Thousands of 404 Pages Indexed - Recommendations?
-
Background: I have a newly acquired client who has had a lot of issues over the past few months.
What happened is he had a major issue with broken dynamic URL's where they would start infinite loops due to redirects and relative links. His previous SEO didn't pay attention to the sitemaps created by a backend generator, and it caused hundreds of thousands of pages to be indexed. Useless pages.
These useless pages were all bringing up a 404 page that didn't have a 404 server response (it had a 200 response) which created a ton of duplicate content and bad links (relative linking).
Now here I am, cleaning up this mess. I've fixed the 404 page so it creates a 404 server response. Google webmaster tools is now returning thousands of "not found" errors, great start. I fixed all site errors that cause infinite redirects. Cleaned up the sitemap and submitted it.
When I search site:www.(domainname).com I am still getting an insane amount of pages that no longer exist.
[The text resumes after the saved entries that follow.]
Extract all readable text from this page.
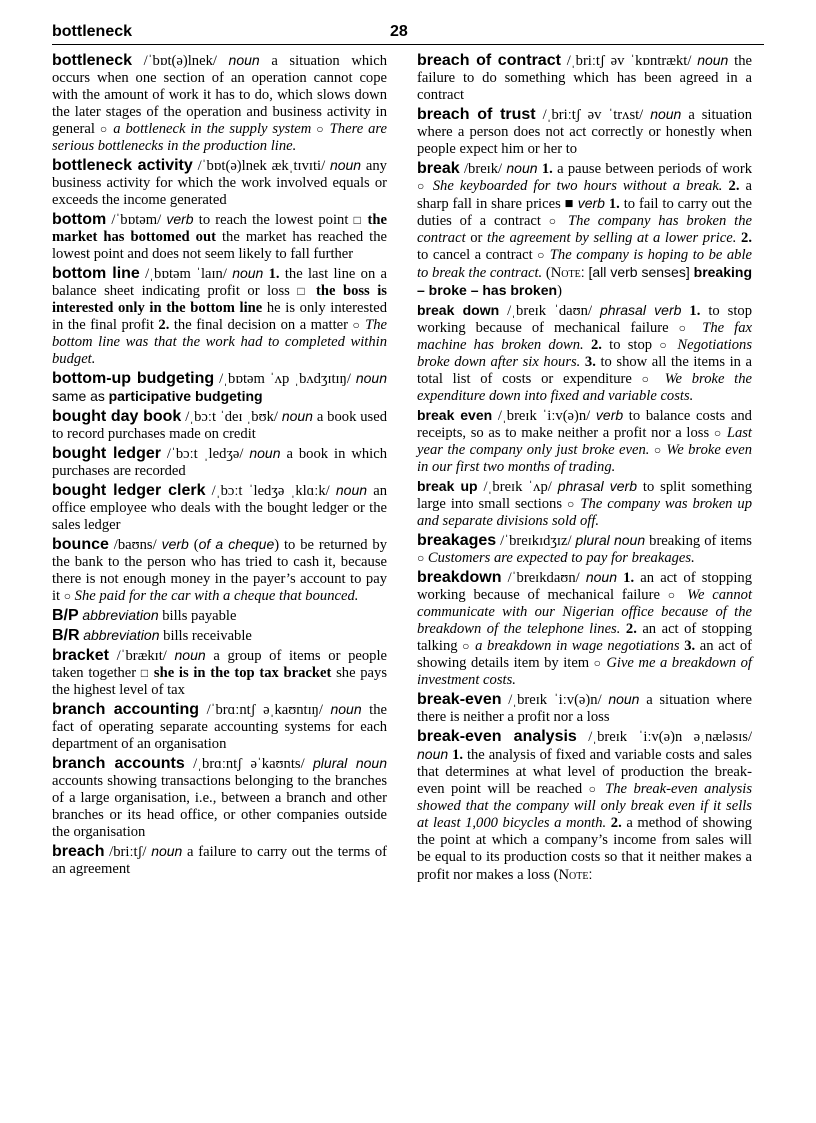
bottleneck	28

bottleneck /ˈbɒt(ə)lnek/ noun a situation which occurs when one section of an operation cannot cope with the amount of work it has to do, which slows down the later stages of the operation and business activity in general ○ a bottleneck in the supply system ○ There are serious bottlenecks in the production line.

bottleneck activity /ˈbɒt(ə)lnek ækˌtɪvɪti/ noun any business activity for which the work involved equals or exceeds the income generated

bottom /ˈbɒtəm/ verb to reach the lowest point □ the market has bottomed out the market has reached the lowest point and does not seem likely to fall further

bottom line /ˌbɒtəm ˈlaɪn/ noun 1. the last line on a balance sheet indicating profit or loss □ the boss is interested only in the bottom line he is only interested in the final profit 2. the final decision on a matter ○ The bottom line was that the work had to completed within budget.

bottom-up budgeting /ˌbɒtəm ˈʌp ˌbʌdʒɪtɪŋ/ noun same as participative budgeting

bought day book /ˌbɔːt ˈdeɪ ˌbʊk/ noun a book used to record purchases made on credit

bought ledger /ˈbɔːt ˌledʒə/ noun a book in which purchases are recorded

bought ledger clerk /ˌbɔːt ˈledʒə ˌklɑːk/ noun an office employee who deals with the bought ledger or the sales ledger

bounce /baʊns/ verb (of a cheque) to be returned by the bank to the person who has tried to cash it, because there is not enough money in the payer’s account to pay it ○ She paid for the car with a cheque that bounced.

B/P abbreviation bills payable

B/R abbreviation bills receivable

bracket /ˈbrækɪt/ noun a group of items or people taken together □ she is in the top tax bracket she pays the highest level of tax

branch accounting /ˈbrɑːntʃ əˌkaʊntɪŋ/ noun the fact of operating separate accounting systems for each department of an organisation

branch accounts /ˌbrɑːntʃ əˈkaʊnts/ plural noun accounts showing transactions belonging to the branches of a large organisation, i.e., between a branch and other branches or its head office, or other companies outside the organisation

breach /briːtʃ/ noun a failure to carry out the terms of an agreement

breach of contract /ˌbriːtʃ əv ˈkɒntrækt/ noun the failure to do something which has been agreed in a contract

breach of trust /ˌbriːtʃ əv ˈtrʌst/ noun a situation where a person does not act correctly or honestly when people expect him or her to

break /breɪk/ noun 1. a pause between periods of work ○ She keyboarded for two hours without a break. 2. a sharp fall in share prices ■ verb 1. to fail to carry out the duties of a contract ○ The company has broken the contract or the agreement by selling at a lower price. 2. to cancel a contract ○ The company is hoping to be able to break the contract. (Note: [all verb senses] breaking – broke – has broken)

break down /ˌbreɪk ˈdaʊn/ phrasal verb 1. to stop working because of mechanical failure ○ The fax machine has broken down. 2. to stop ○ Negotiations broke down after six hours. 3. to show all the items in a total list of costs or expenditure ○ We broke the expenditure down into fixed and variable costs.

break even /ˌbreɪk ˈiːv(ə)n/ verb to balance costs and receipts, so as to make neither a profit nor a loss ○ Last year the company only just broke even. ○ We broke even in our first two months of trading.

break up /ˌbreɪk ˈʌp/ phrasal verb to split something large into small sections ○ The company was broken up and separate divisions sold off.

breakages /ˈbreɪkɪdʒɪz/ plural noun breaking of items ○ Customers are expected to pay for breakages.

breakdown /ˈbreɪkdaʊn/ noun 1. an act of stopping working because of mechanical failure ○ We cannot communicate with our Nigerian office because of the breakdown of the telephone lines. 2. an act of stopping talking ○ a breakdown in wage negotiations 3. an act of showing details item by item ○ Give me a breakdown of investment costs.

break-even /ˌbreɪk ˈiːv(ə)n/ noun a situation where there is neither a profit nor a loss

break-even analysis /ˌbreɪk ˈiːv(ə)n əˌnæləsɪs/ noun 1. the analysis of fixed and variable costs and sales that determines at what level of production the break-even point will be reached ○ The break-even analysis showed that the company will only break even if it sells at least 1,000 bicycles a month. 2. a method of showing the point at which a company’s income from sales will be equal to its production costs so that it neither makes a profit nor makes a loss (Note:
My question: How does Google handle all of these 404's? My client wants all the bad pages removed now but I don't have as much control over that. It's a slow process getting Google to remove these pages that are returning a 404. He is continuously dropping in rankings still.
Is there a way of speeding up the process? It's not reasonable to enter tens of thousands of pages into the URL Removal Tool.
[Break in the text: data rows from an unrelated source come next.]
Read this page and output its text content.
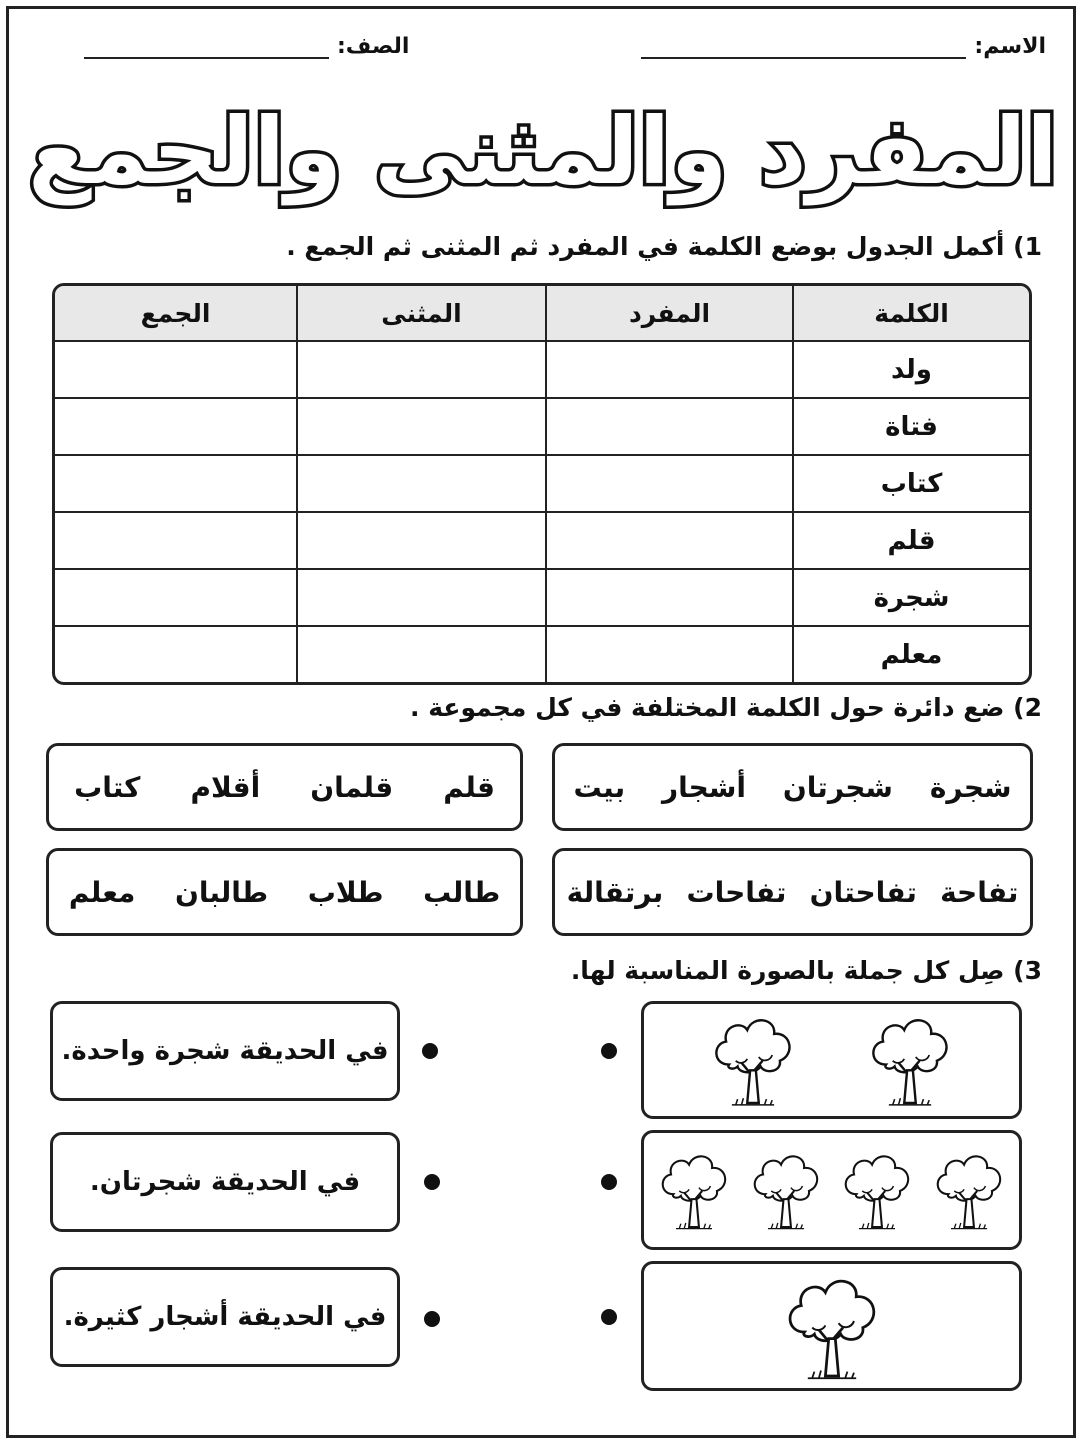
الاسم:
الصف:
المفرد والمثنى والجمع
1) أكمل الجدول بوضع الكلمة في المفرد ثم المثنى ثم الجمع .
الكلمة	المفرد	المثنى	الجمع
ولد			
فتاة			
كتاب			
قلم			
شجرة			
معلم			
2) ضع دائرة حول الكلمة المختلفة في كل مجموعة .
شجرة
شجرتان
أشجار
بيت
قلم
قلمان
أقلام
كتاب
تفاحة
تفاحتان
تفاحات
برتقالة
طالب
طلاب
طالبان
معلم
3) صِل كل جملة بالصورة المناسبة لها.
في الحديقة شجرة واحدة.
في الحديقة شجرتان.
في الحديقة أشجار كثيرة.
I want to clean house and have Google just index the pages in the sitemap.
-
yeah all of the 301's are done - but I am trying to get around submitting tens of thousands of URL's to the URL removal tool.
-
Make sure you pay special attention to implementing the correct rel canonical was first introduced we wanted to be a little careful. We didn’t want to open it up for potential abuse so you could only use rel canonical within one domain. The only exception to that was you could do between IP addresses and domains.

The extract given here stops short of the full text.